On my broken record mode (you know, those things that music used to come out of and were bigger than 12" diameter?): I'm loving teaching algebra 1 this year since it's so fun to show them all the cool stuff they'll see over and over again - FOILing, lines, exponents, quadratics...
But it's also daily unsettling because I don't know what they'll find difficult or what will need extra practice or how the best way to explain something will be. Today I told them we were going to do "big kid math" (they were going to start the FOIL process without me saying FOIL just yet). To build up to it I needed to teach them like terms and adding like terms of expressions such as (5x^2)(y^3) or (3xy^7), etc.
I racked my brain (okay I just googled "wracked"/"racked" ....) for a way to present this since I was tired of worksheets and notes. I decided to fold up a white paper to have 20 squares (4x5) and opened it up and put various monomials in each making sure that there were sets of 2 to 3 like terms usually. Then I did it with another piece of paper making sure to put some sort of bubbly border on each square (on one paper only). Then I copied (from 1 to 2) the papers onto various pretty colored papers. The kids then chose their color and cut out the 20 pieces (yay, less work for me) and they had the 2 sets of 20 monomials.
I chose a side (border or no border) and randomly picked a card for the overhead, say (7x^2)(y^6), and told them to find it and cull it from the herd. Then they were to find like terms in their cards (without explaining what like terms were). I wanted to see what they knew. I saw various mistakes as I walked around the room, and it was interesting. So I went up front again and said, "this is like making chocolate milk. You have 2 parts milk and 6 parts chocolate (refering to the exponents). You want to find similar "drinks", and those are like terms". That seemed to work with everyone, and we practiced some more.
Then I had them find a set of like terms, say the cards were 3xy^2, -5xy^2, and 8xy^2. I asked them to add them up to see what they'd get. Instead of 6xy^2, a lot of students got 6xy^6. I was expecting the mistake of (6x^3)(y^6), but I guess the "silent 1 power makes it stay 1!".

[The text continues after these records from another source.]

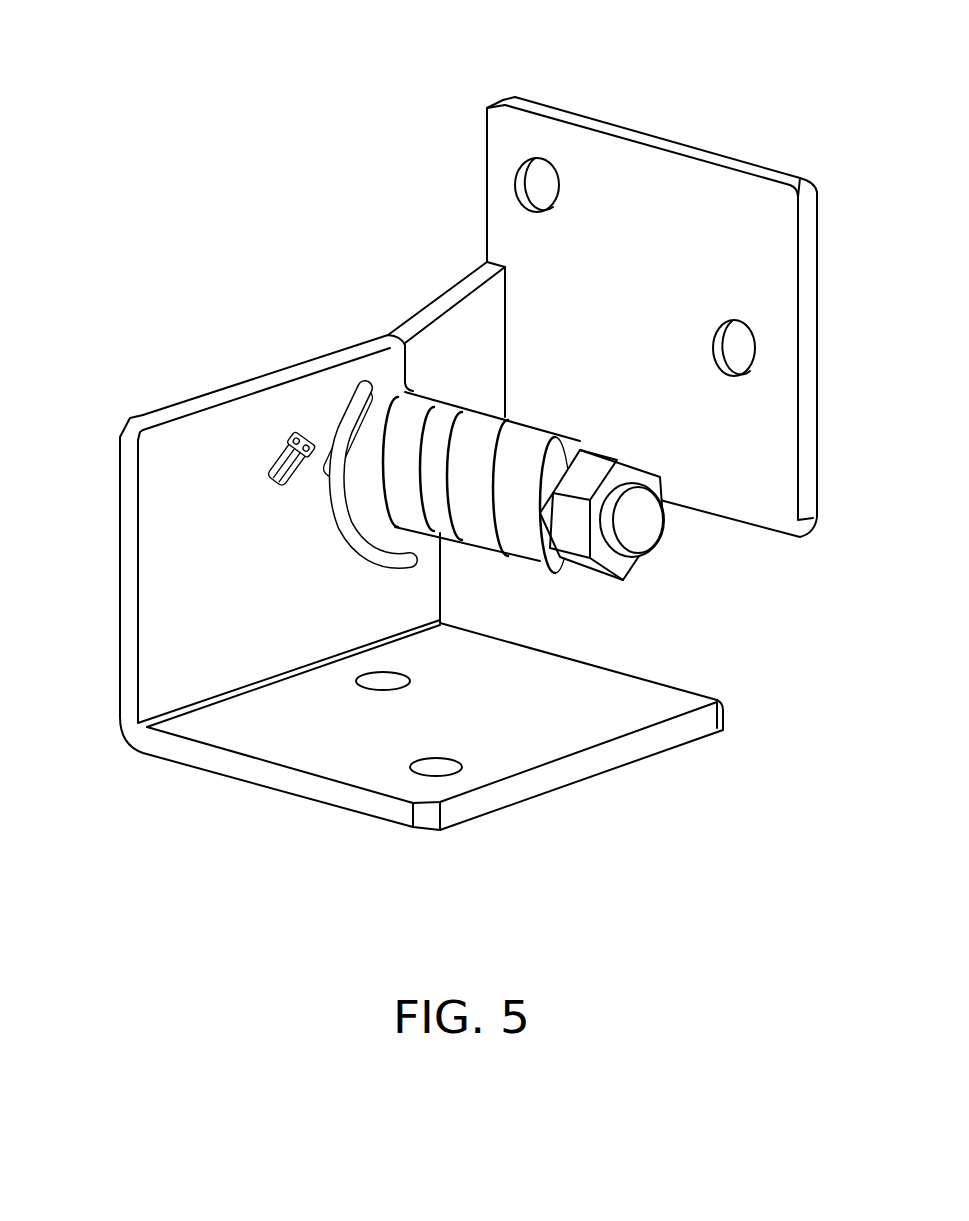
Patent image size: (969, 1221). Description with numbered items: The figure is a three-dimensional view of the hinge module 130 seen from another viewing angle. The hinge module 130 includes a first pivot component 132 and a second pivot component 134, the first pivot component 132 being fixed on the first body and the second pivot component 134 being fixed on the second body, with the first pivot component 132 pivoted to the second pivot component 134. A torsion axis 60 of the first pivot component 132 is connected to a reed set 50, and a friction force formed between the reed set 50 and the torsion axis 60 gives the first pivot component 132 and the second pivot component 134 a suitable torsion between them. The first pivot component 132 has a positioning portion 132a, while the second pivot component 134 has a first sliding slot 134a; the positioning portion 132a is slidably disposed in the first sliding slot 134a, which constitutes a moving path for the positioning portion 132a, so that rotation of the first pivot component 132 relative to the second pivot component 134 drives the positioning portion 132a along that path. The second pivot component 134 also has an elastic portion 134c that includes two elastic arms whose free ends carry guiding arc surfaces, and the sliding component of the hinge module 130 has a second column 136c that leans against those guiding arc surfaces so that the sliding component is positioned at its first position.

The hinge module 130 is at (198, 167).
The first pivot component 132 is at (785, 287).
The positioning portion 132a is at (343, 477).
The second pivot component 134 is at (563, 773).
The first sliding slot 134a is at (347, 450).
The elastic portion 134c is at (267, 485).
The second column 136c is at (300, 437).
The reed set 50 is at (537, 553).
The torsion axis 60 is at (640, 537).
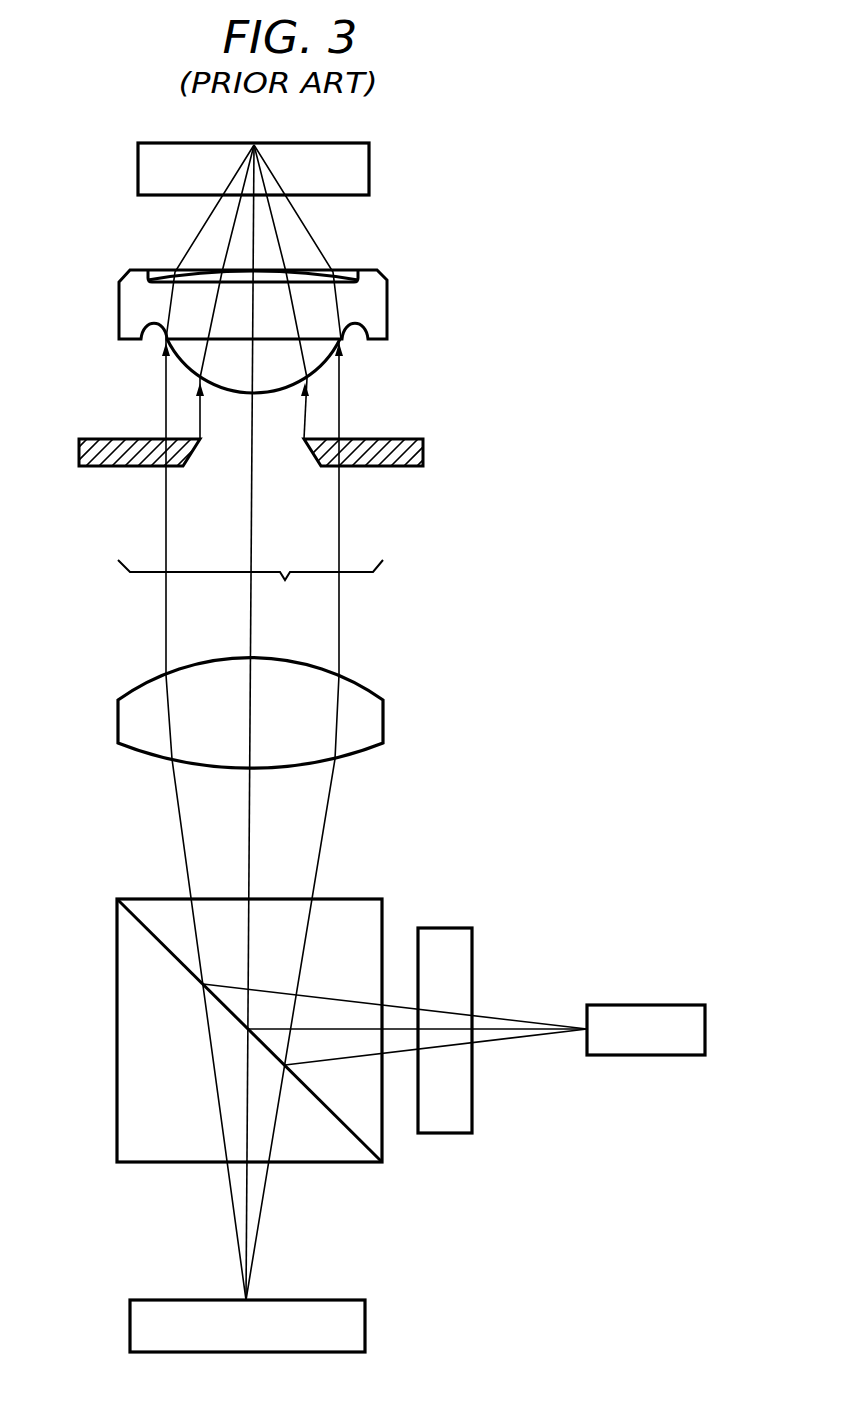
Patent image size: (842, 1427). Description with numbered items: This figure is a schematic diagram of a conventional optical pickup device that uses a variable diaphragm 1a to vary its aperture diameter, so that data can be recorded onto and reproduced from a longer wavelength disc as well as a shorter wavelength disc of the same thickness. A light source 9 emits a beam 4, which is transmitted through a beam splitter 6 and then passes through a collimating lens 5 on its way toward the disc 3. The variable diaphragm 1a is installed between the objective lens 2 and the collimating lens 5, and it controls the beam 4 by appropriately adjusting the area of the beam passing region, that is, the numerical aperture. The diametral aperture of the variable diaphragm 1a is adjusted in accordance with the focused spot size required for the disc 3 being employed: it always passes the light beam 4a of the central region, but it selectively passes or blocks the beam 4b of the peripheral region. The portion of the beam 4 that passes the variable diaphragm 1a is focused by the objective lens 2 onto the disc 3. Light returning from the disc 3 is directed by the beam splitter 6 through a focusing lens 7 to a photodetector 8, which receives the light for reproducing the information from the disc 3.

The variable diaphragm 1a is at (407, 439).
The objective lens 2 is at (118, 297).
The disc 3 is at (140, 142).
The beam 4 is at (250, 588).
The light beam of the central region 4a is at (252, 537).
The beam of the peripheral region 4b is at (164, 537).
The collimating lens 5 is at (383, 727).
The beam splitter 6 is at (117, 1045).
The focusing lens 7 is at (450, 1133).
The photodetector 8 is at (645, 1005).
The light source 9 is at (365, 1330).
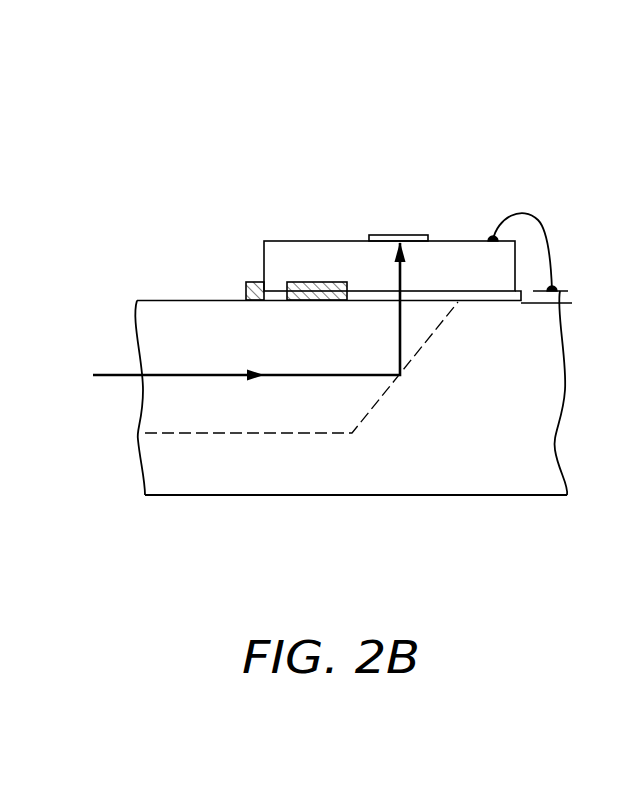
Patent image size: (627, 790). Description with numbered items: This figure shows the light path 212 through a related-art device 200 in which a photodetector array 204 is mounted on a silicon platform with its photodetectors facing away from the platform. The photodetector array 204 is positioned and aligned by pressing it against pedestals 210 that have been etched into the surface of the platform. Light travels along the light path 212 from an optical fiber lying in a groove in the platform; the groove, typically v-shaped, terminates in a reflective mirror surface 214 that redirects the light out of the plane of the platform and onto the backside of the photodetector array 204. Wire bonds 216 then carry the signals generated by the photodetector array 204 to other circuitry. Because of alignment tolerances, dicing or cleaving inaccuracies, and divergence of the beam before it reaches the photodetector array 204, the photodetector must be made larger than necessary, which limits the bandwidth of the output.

The device 200 is at (440, 143).
The photodetector array 204 is at (390, 235).
The pedestals 210 is at (310, 282).
The light path 212 is at (177, 373).
The reflective mirror surfaces 214 is at (425, 343).
The wire bonds 216 is at (533, 213).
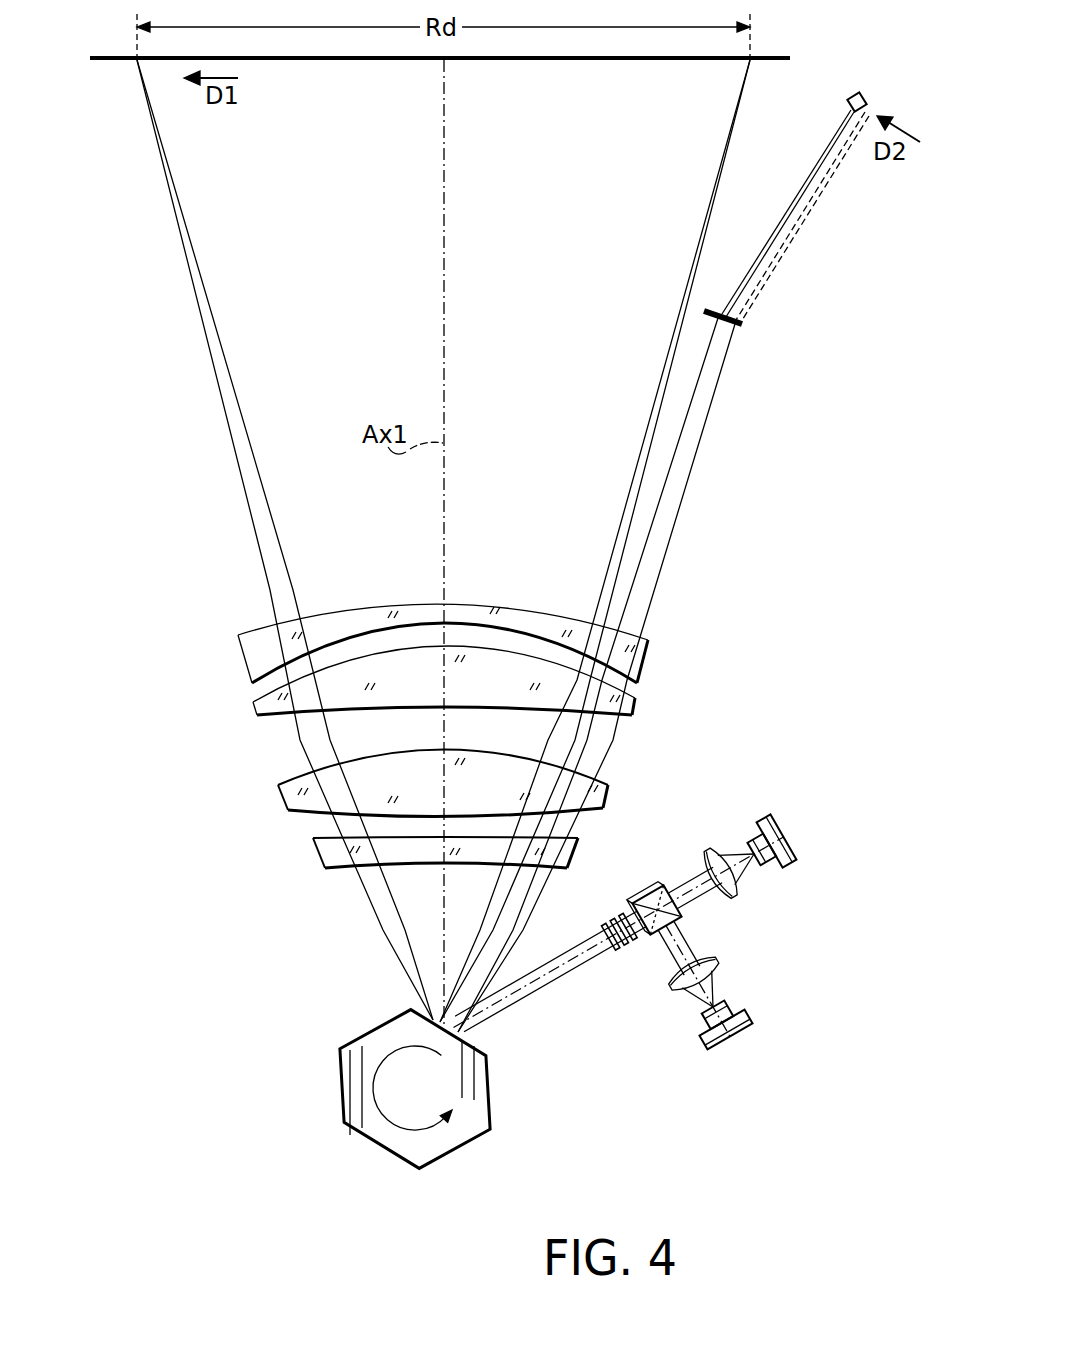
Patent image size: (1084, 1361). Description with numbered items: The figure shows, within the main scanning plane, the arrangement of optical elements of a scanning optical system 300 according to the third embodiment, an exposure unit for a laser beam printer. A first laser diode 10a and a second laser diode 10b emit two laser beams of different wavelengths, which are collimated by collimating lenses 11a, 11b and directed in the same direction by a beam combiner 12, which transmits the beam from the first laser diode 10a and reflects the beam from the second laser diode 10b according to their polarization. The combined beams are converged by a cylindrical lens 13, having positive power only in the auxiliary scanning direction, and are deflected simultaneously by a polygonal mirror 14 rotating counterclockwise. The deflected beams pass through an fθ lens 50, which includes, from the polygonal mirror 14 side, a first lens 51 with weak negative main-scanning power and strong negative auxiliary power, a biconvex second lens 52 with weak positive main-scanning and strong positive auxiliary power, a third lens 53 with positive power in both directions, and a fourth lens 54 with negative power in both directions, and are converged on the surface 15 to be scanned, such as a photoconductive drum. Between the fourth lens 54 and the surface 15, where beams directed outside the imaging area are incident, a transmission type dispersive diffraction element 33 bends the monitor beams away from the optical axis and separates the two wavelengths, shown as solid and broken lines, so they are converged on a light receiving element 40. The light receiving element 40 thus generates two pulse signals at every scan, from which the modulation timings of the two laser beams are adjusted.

The first laser diode 10a is at (783, 840).
The second laser diode 10b is at (728, 1040).
The collimating lens 11a is at (742, 893).
The collimating lens 11b is at (712, 972).
The beam combiner 12 is at (660, 903).
The cylindrical lens 13 is at (630, 957).
The polygonal mirror 14 is at (362, 1093).
The surface to be scanned 15 is at (774, 62).
The dispersive diffraction element 33 is at (745, 318).
The light receiving element 40 is at (857, 93).
The fθ lens 50 is at (392, 768).
The first lens 51 is at (385, 879).
The second lens 52 is at (292, 790).
The third lens 53 is at (272, 705).
The fourth lens 54 is at (262, 651).
The scanning optical system 300 is at (784, 587).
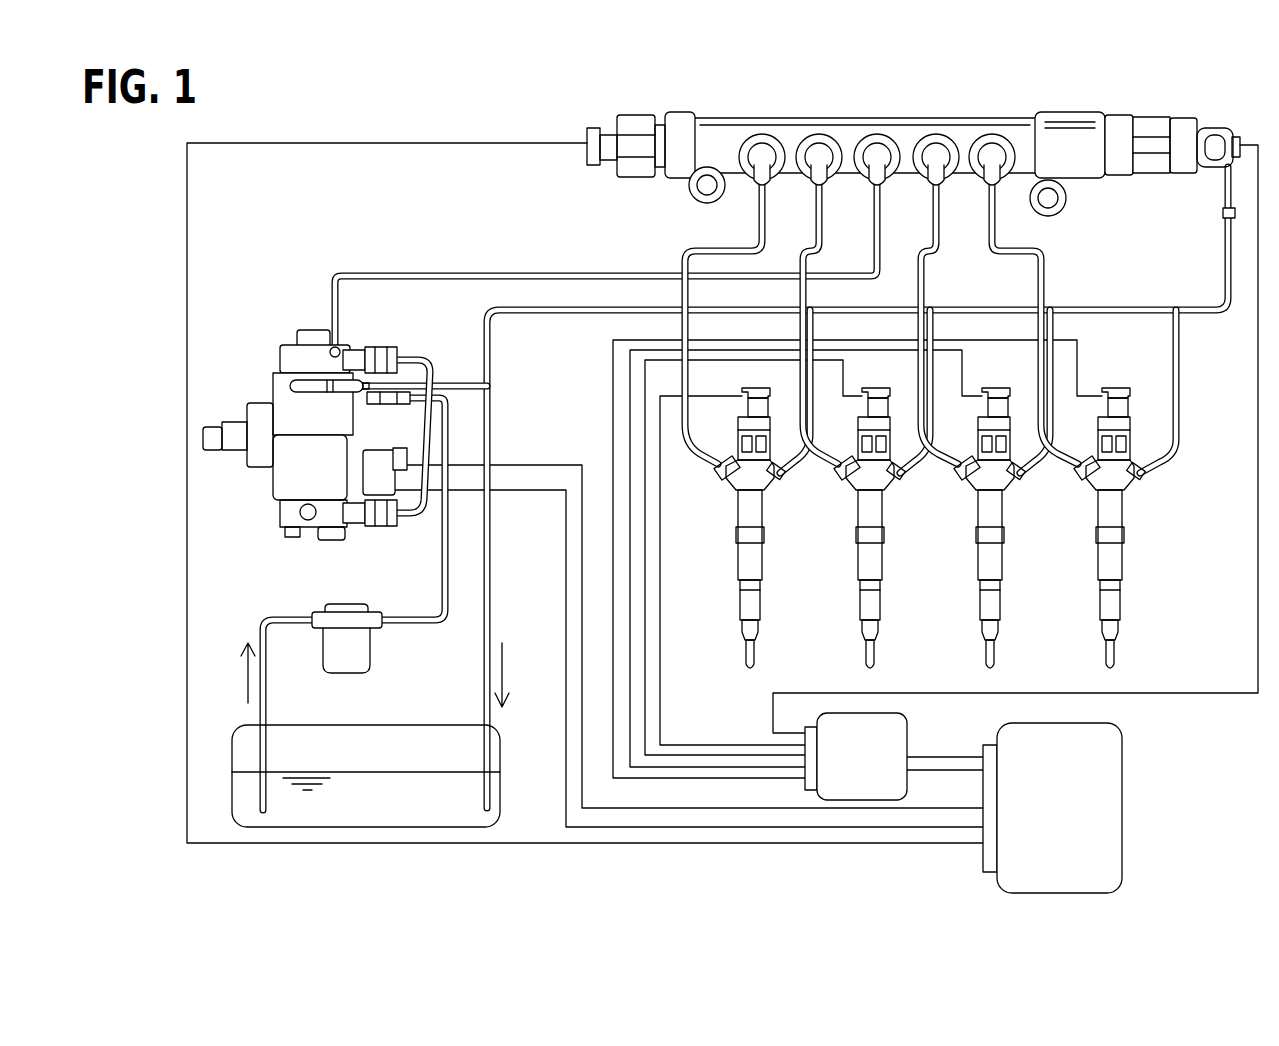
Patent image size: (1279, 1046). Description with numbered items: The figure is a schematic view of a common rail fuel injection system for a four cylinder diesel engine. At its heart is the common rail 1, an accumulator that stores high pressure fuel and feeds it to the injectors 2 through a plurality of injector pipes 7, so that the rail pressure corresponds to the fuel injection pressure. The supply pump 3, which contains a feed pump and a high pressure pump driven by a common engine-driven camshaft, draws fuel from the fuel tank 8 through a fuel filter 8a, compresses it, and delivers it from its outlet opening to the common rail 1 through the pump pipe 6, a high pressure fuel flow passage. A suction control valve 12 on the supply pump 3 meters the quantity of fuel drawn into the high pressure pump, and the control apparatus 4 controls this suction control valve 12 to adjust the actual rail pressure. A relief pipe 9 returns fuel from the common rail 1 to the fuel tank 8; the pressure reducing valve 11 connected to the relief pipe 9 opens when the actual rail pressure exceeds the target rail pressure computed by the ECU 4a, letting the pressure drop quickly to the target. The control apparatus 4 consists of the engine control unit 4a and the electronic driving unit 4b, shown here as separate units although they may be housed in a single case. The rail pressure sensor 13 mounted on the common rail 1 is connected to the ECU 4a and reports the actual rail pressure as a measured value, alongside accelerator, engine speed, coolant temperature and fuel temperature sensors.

Anyhow then we built up the skills for that: 3x + 5x, 10x^2 + 8x^2, etc. They still had the silent 1 problem: 3x+5x = 8x, but 10x^2 + 8x^2 = 18x^4. Then what seemed to work for most (all?) kids was the EXCELLENT box again. Think of the variable parts as boxes filled with x or x^2 or such, and how many boxes do you have and when you add them what happens.
All in all, I think it went well. I also want to share an excellent resource for algebra worksheets. It's been a godsend for extra practice problems all neatly laid out.
Awesome! Thanks for the worksheets link!
ReplyDeleteThat sounds like a great teaching exercise.
ReplyDeleteOn a side note, I now refuse to teach FOIL because the students don't grasp when to use it and when not to, this continues to calculus. I simply teach distribution all the way and they are fine (never hearing the word FOIL).
I've always felt math literate, and I thought that analogies like the chocolage milk one you mention seem like a dangerous way to teach the concepts. If I actually have 2 parts milk and 6 parts chocolate, then 1 part milk and 3 parts chocolate would be a similar drink, right? Obviously, the math doesn't hold up.
ReplyDeleteI haven't taught math, so maybe I'm paranoid, but I seem to remember a lot of my student peers doing OK in math until the analogy or trick that all their success was based on was pulled farther than it could stretch. At that point, they are too far along to spend time learning the original concepts, and they just have to limp through the rest of their math career.
Again, I'm probably paranoid, and I bet brief use of examples like that just to get the ball rolling probably works very well.